Use the table to answer the question.

To complete the chart based on the exponential equation \( f(x)=320(0.75)^x \), we need to calculate the values of \( f(x) \) for \( x \) values from 0 to 5.

Given \( f(x) = 320(0.75)^x \):

1. For \( x = 0 \): \[ f(0) = 320(0.75)^0 = 320(1) = 320 \]

2. For \( x = 1 \): \[ f(1) = 320(0.75)^1 = 320(0.75) = 240 \]

3. For \( x = 2 \): \[ f(2) = 320(0.75)^2 = 320(0.5625) = 180 \]

4. For \( x = 3 \): \[ f(3) = 320(0.75)^3 = 320(0.421875) \approx 135 \]

5. For \( x = 4 \): \[ f(4) = 320(0.75)^4 = 320(0.31640625) \approx 101.25 \]

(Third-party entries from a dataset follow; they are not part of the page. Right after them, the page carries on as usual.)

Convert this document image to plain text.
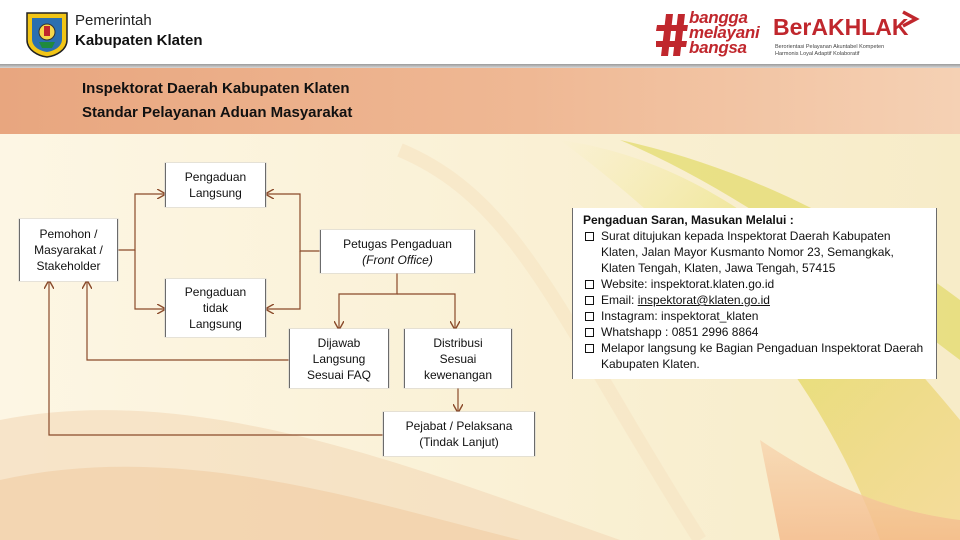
Pemerintah
Kabupaten Klaten
bangga
melayani
bangsa
BerAKHLAK
Berorientasi Pelayanan Akuntabel Kompeten
Harmonis Loyal Adaptif Kolaboratif
Inspektorat Daerah Kabupaten Klaten
Standar Pelayanan Aduan Masyarakat
Pemohon /
Masyarakat /
Stakeholder
Pengaduan
Langsung
Pengaduan
tidak
Langsung
Petugas Pengaduan
(Front Office)
Dijawab
Langsung
Sesuai FAQ
Distribusi
Sesuai
kewenangan
Pejabat / Pelaksana
(Tindak Lanjut)
Pengaduan Saran, Masukan Melalui :
Surat ditujukan kepada Inspektorat Daerah Kabupaten Klaten, Jalan Mayor Kusmanto Nomor 23, Semangkak, Klaten Tengah, Klaten, Jawa Tengah, 57415
Website: inspektorat.klaten.go.id
Email: inspektorat@klaten.go.id
Instagram: inspektorat_klaten
Whatshapp : 0851 2996 8864
Melapor langsung ke Bagian Pengaduan Inspektorat Daerah Kabupaten Klaten.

6. For \( x = 5 \): \[ f(5) = 320(0.75)^5 = 320(0.2373046875) \approx 75.00 \]

Now, we can summarize the values:

| x | f(x) | |-----|--------| | 0 | 320 | | 1 | 240 | | 2 | 180 | | 3 | 135 | | 4 | 101.25| | 5 | 75 |

Thus, the completed chart is:

• For \( x = 0 \), \( f(x) = 320 \)
• For \( x = 1 \), \( f(x) = 240 \)
• For \( x = 2 \), \( f(x) = 180 \)
• For \( x = 3 \), \( f(x) = 135 \)
• For \( x = 4 \), \( f(x) = 101.25 \)
• For \( x = 5 \), \( f(x) = 75 \)

You can now plot the points based on this table to determine which graph correctly represents this decay.

its option 1 on connexus

I'm glad to hear that Option 1 on Connexus corresponds with the results we calculated. Based on the exponential decay function \( f(x) = 320(0.75)^x \), the values we computed should fit the expected behavior of the graph. Graphs of exponential decay typically show a rapid decline initially that slows over time, which aligns with the values we obtained.

If there are any particular aspects of the graph you would like to discuss or if there's anything else I can assist you with, feel free to ask!